The living room TV was turned way up, and some holiday cartoon was playing. The house smelled like apples. I heard my sisters and my brother squabbling. Coach Mike had heard the door and stepped into the foyer. For what seemed like forever, he stared. Then his wife came around the corner. And she stared. “You always did wear a uniform well,” Coach Mike finally said, breaking the silence and they both rushed to hug me. My brother and sisters came running “MILLIE, you’re home, you’re home!”

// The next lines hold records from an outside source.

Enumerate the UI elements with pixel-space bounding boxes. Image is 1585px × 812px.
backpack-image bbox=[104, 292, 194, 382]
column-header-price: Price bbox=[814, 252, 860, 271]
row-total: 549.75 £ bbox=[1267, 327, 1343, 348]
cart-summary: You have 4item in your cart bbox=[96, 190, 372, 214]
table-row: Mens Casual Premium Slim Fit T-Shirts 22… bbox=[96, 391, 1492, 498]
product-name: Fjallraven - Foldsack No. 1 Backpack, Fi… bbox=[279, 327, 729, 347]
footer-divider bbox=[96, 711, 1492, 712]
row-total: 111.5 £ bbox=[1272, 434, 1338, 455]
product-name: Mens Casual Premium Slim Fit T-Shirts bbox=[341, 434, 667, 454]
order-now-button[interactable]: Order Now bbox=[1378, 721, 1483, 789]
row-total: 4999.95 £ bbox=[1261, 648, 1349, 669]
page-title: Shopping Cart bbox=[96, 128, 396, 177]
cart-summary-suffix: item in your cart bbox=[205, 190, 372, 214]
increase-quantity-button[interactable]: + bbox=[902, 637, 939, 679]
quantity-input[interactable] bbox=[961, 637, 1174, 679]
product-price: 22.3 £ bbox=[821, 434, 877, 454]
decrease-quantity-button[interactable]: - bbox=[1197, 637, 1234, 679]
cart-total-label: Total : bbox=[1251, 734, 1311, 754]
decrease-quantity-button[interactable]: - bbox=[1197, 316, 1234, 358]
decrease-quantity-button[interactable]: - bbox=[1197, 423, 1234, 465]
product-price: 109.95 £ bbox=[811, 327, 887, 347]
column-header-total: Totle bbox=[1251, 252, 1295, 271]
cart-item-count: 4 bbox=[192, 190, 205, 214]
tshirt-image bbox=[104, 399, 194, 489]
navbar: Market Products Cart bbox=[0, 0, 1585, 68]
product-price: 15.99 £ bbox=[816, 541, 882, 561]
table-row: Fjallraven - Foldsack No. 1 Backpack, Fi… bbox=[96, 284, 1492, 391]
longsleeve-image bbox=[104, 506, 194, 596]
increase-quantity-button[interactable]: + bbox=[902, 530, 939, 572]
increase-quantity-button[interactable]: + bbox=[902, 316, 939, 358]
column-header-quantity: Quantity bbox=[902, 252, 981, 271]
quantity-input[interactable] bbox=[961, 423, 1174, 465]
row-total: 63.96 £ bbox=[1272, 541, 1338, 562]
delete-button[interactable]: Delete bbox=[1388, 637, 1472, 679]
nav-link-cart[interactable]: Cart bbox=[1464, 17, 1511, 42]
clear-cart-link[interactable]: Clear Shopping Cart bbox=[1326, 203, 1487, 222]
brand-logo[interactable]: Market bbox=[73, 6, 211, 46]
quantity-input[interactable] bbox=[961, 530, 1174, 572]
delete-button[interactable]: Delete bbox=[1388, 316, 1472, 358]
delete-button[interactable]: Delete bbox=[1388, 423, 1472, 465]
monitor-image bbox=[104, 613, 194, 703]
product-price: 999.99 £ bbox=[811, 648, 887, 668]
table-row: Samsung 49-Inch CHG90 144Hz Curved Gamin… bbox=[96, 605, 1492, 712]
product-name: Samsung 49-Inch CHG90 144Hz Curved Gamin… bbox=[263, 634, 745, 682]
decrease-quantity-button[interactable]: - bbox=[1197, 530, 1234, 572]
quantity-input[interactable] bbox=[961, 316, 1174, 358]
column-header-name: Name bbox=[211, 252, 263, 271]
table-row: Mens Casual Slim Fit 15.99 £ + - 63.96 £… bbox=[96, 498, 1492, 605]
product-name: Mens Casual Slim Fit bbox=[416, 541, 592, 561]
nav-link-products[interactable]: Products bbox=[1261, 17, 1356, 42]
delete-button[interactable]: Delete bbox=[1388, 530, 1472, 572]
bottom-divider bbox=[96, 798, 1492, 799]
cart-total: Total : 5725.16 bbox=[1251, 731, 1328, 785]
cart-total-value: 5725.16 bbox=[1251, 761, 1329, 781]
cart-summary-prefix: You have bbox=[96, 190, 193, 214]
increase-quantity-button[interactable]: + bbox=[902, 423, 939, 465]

Uniforms. You can take 13 girls who may not know each other, may have never met, or may not like each other and put them in the same uniform and suddenly they are a team. Suddenly, somehow…they are after the same thing. And suddenly, because of that uniform – they little by little start to see one another differently. They learn to trust. They learn to pick one another up. They learn to be there. Maybe they still don’t like each other, maybe they still have some personal issues, but it’s game time, and the only way to win when you are wearing the same uniform is to work together. The gifts that come with wearing that uniform develop over time, require hard work. That uniform becomes respected and suddenly bound together are 13 girls with the same vision. People who wear that uniform become family. They share their pineapple with you. They give you a place to stay, a hand up when you are down. They open up their homes, and most importantly their hearts. All because of a uniform.
If it were not for the comfort of uniforms I wore throughout my childhood, I would not have chosen to wear them as I entered adult-hood. And yet, I cannot imagine a future doing anything else.